How To Use pfSense To Load Balance Your Web Servers

In this HowTo I will show you how to configure pfSense 2.0 as a load balancer for your web servers. This HowTo assumes that you already have a pfSense box and at least 2 Apache servers installed and running on your network, and that you have some pfSense knowledge.



1 Box for pfSense 2.0 installation (if this is your edge firewall I would recommend a physical machine).

Minimum of 2 Apache2 servers (these can be virtual).

Have your Apache servers configured to sync web files some how (rsync/corosync or another option of keeping files up to date over the web servers).


Configuring pfSense

pfSense uses the load balancer to share the load of certain types of traffic over multiple servers, this is great if you have multiple servers for hosting applications, you can spread the load over all servers instead of stressing out one server.

Let's get started, first click on "Services" then "Load Balancers", then click the "Monitor" tab.

To add a new entry click on the "Plus" button, specify a "Name" and a "Description" (in this example I will be using ApacheClusterMon as a name and description), set the type to "HTTP" then set the "Host" to an unused IP address (we will be creating virtual server IPs later on that will be assigned to the failover server group), leave the "HTTP Code" set to "200 OK". Then click on "Save" and apply changes if needed.

Now we are going to create the server pool.

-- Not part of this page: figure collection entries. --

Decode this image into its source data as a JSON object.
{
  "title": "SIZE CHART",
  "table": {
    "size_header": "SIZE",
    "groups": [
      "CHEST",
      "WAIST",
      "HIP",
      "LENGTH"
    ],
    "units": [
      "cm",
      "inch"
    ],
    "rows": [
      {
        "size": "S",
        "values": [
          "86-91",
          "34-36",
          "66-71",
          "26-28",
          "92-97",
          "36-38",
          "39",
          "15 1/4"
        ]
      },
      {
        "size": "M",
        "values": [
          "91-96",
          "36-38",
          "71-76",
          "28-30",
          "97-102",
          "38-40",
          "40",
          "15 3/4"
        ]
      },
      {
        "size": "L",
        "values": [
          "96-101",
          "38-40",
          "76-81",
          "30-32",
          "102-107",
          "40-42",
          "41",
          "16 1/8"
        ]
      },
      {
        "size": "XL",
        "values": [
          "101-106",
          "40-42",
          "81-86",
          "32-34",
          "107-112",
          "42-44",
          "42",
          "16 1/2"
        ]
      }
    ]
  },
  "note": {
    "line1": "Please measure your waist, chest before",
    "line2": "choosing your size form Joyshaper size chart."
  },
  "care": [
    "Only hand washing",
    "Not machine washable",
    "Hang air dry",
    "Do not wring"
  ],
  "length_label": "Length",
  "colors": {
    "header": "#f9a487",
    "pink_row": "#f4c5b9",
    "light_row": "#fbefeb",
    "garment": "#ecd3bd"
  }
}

Click on the "Pools" tab, and click the "Plus" button to add a new pool.

Specify a name ( ApacheSrvPool will be used in my example). Set the "Mode" to "Load Balance", then set the "Port" to "80" (you can get pfSense to load balance other applications on other ports), set "Monitor" to the monitor configuration you created before and specify the IP addresses of all the web servers that you want in the pool, "Save" and apply changes if required.

Next click on the "Virtual Servers" tab, and click on the "Plus" button to add a new entry. Specify a "Name" and "Description" then set the "IP Address" with the unused IP that you choose ealier, set the "Port" to "80", then set the "Virtual Server Pool" to the pool you created before, "Submit" and apply changes.

That's it, you have just configured pfSense to load balance your web traffic between your web servers.

Just a note if any of the servers don't reply with a 200 OK status (pfSense sends requests to your web servers periodically to determine if they are running, All Servers must reply to this ) the server pool will be taken offline. The best thing to do to avoid downtime would be to configure a failover (which I will cover in my next tutorial).

Share this page:

Suggested articles

8 Comment(s)

Add comment


By: Don

Nice post Kyle, thank you for the help. I think this part may be incorrect though:

"Just a note if any of the servers don't reply with a 200 OK status (pfSense sends requests to your web servers periodically to determine if they are running) the server pool will be taken offline."

In my experience, and according to the note on the page "Services: Load Balancer: Virtual Server: Edit", all of the servers have to reply with something other than a 200 OK in order for the server pool to be taken offline, not just one.



Thanks for that, i worded the How to Wrong, i will fix it up

By: Anonymous

Are firewall policies auto-created for the VIP?

By: Lenny Raposo

I have competed the steps as listed above to no avail.


Here is my setup:


listening IP (Monitor):


server IPs (Pools):

By: TatG


 Can we Load balance servers difference locations (WAN IP)?  Will be any issues of performance? 


Tat G 

By: iam ahmed

hi i want ask some thing please i want to make fair use in my network i use pfsense server but i dont know i f pfsense can limited for examel 2 giga for download for every client if pfsense can please told me How I Can Do that ??????

By: Mark

I have tried, and it hasn't worked. I am not sure pfSense is ready for prime-time. It should be a simple setup, but I can only hit my web-server without going through pfSense, despite my core pointing to it for the VIP range (which I can ping), and the pfServer having routes to whereever (it can ping from the console). Hell, I also have problems installing packages - one bad install blows away everything installed. Likewise, I can only get OpenBGPd to eBGP peer with one device - the second, with an identical config (analogously), returns to 'Idle.' That could be an issue with the Cisco device, though ... I'm uncertain. 

By: ryan

pfsense is a very stable and awesome product. Treat it properly and learn how to use it and you'll never have any issues you can fix quickly. I create image backups every month using filezilla so I have a quick drive I can revert to. Also, don't forget you can simply backup the config. I backup the config prior to any changes then if you have any problems you simply revert back to the older, working config. Simple. Also note, that many times you can simply re-install a package and it'll continue working just like before.